By Steve Paterno
February 3, 2013 - As the republics of South Sudan and that of Sudan are going through a turbulence path, the world’s attention is drawn away on the conclave, the process of electing a Catholic Pope. Christianity or rather Catholicism is deep rooted in Sudan, dating back to the time of antiquity. However, in a modern history, the first batch of Catholic missionaries to have arrived in the country was in mid 1800. Those missionaries had to maneuver through a treacherous ground and landscape.
First, they have to encounter Islamism, a formable and powerful religion, which emerged in 7th century. By that time, Islamism already dominated the northern part of the country and wiped out any semblance of Christianity that used to reign supreme. Then, those missionaries also had to advance southward of the country to proselyte the pagans, yet again, facing adversities and uncertainties of their missions.
Among those missionaries who had earlier on arrived the country was a young Italian priest by the name Daniel Comboni. In their expedition deep south of the country, the tropical climate never played favor to them. Malaria and other diseases almost decimated the entire team. All but Daniel Comboni survived the expedition to continue with the legacy of the missionaries. In his last gasping breath, the superior of those missionaries whispered to the team, “if it should happen that only one of you be left, let him not give up or lose confidence…Swear to me that you will not turn back.” In a firm and resolute response, Comboni assured his superior, “Africa or death!”
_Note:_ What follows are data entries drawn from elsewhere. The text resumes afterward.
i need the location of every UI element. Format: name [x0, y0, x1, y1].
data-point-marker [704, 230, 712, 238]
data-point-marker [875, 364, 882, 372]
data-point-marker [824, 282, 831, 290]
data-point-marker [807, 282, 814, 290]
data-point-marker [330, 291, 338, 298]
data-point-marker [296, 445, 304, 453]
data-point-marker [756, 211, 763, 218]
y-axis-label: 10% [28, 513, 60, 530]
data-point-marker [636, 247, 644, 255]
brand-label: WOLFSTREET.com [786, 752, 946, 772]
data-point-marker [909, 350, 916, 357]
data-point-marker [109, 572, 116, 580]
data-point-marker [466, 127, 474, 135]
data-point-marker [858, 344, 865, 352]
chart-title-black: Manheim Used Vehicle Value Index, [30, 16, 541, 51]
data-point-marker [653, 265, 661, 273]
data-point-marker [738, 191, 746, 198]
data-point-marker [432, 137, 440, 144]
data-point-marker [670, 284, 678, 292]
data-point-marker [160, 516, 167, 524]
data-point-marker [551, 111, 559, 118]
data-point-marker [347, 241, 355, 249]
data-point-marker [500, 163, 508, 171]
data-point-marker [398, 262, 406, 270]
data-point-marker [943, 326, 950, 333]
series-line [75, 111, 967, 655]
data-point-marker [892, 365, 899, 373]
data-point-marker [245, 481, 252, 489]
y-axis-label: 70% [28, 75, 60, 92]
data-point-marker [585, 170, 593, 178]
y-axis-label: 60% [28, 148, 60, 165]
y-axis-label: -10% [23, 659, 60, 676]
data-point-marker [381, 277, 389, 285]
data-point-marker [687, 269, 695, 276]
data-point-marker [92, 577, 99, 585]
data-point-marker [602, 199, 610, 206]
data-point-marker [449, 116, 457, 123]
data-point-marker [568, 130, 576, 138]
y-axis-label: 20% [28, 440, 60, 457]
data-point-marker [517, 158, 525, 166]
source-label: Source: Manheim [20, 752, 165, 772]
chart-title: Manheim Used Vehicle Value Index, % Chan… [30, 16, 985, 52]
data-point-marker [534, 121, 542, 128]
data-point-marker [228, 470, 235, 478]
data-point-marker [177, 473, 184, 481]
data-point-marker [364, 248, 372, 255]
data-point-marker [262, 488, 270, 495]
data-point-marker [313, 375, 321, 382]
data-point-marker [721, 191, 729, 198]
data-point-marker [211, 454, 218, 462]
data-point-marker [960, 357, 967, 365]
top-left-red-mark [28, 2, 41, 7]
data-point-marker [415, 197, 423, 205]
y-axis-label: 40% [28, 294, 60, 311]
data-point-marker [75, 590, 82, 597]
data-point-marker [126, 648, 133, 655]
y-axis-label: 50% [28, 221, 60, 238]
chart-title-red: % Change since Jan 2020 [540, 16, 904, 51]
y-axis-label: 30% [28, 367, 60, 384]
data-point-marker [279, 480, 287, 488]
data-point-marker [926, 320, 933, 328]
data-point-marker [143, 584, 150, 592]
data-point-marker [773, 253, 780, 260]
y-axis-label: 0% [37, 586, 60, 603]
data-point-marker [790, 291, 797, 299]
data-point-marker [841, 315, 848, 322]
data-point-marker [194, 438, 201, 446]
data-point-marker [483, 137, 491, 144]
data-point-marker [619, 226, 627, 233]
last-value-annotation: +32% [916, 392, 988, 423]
Inspired by Holy Spirit, Comboni quickly realized the arduous task ahead of him. He then designed a grand plan under the motto of saving “Africa through Africa.” Today, Sudan boast two saints, Daniel Comboni and Josephine Bakhita, a Sudanese native who escaped the cruel hand of slavery and went on to becoming a nun. Even though Sudan now is separated into two countries, the Catholic Church stands the test of its universality—remaining the only fabric that unites the two countries, despite all the hostilities due to the contrast between the southern Christians and the Islamic north. Such symbolism of unity today is exemplified by the fact that the two Sudans are represented by Cardinal Gabriel Zubeir Wako in the ongoing conclave.
Like Jesus Christ proclaimed, “upon this rock I will build my church,” which will survive the test of time and all the adversities. Therefore, the Church will continue to remain the vehicle for unity in the two Sudans. Hopefully, with the conclusion of the conclave, the world will refocus its attention in the two Sudans. The post referendum agreements between the two countries are yet to be resolved, or otherwise the prospect for yet another bloody war is looming on the horizon. It will require the resolve of the international community to settle the disputes between these two countries, once and for all.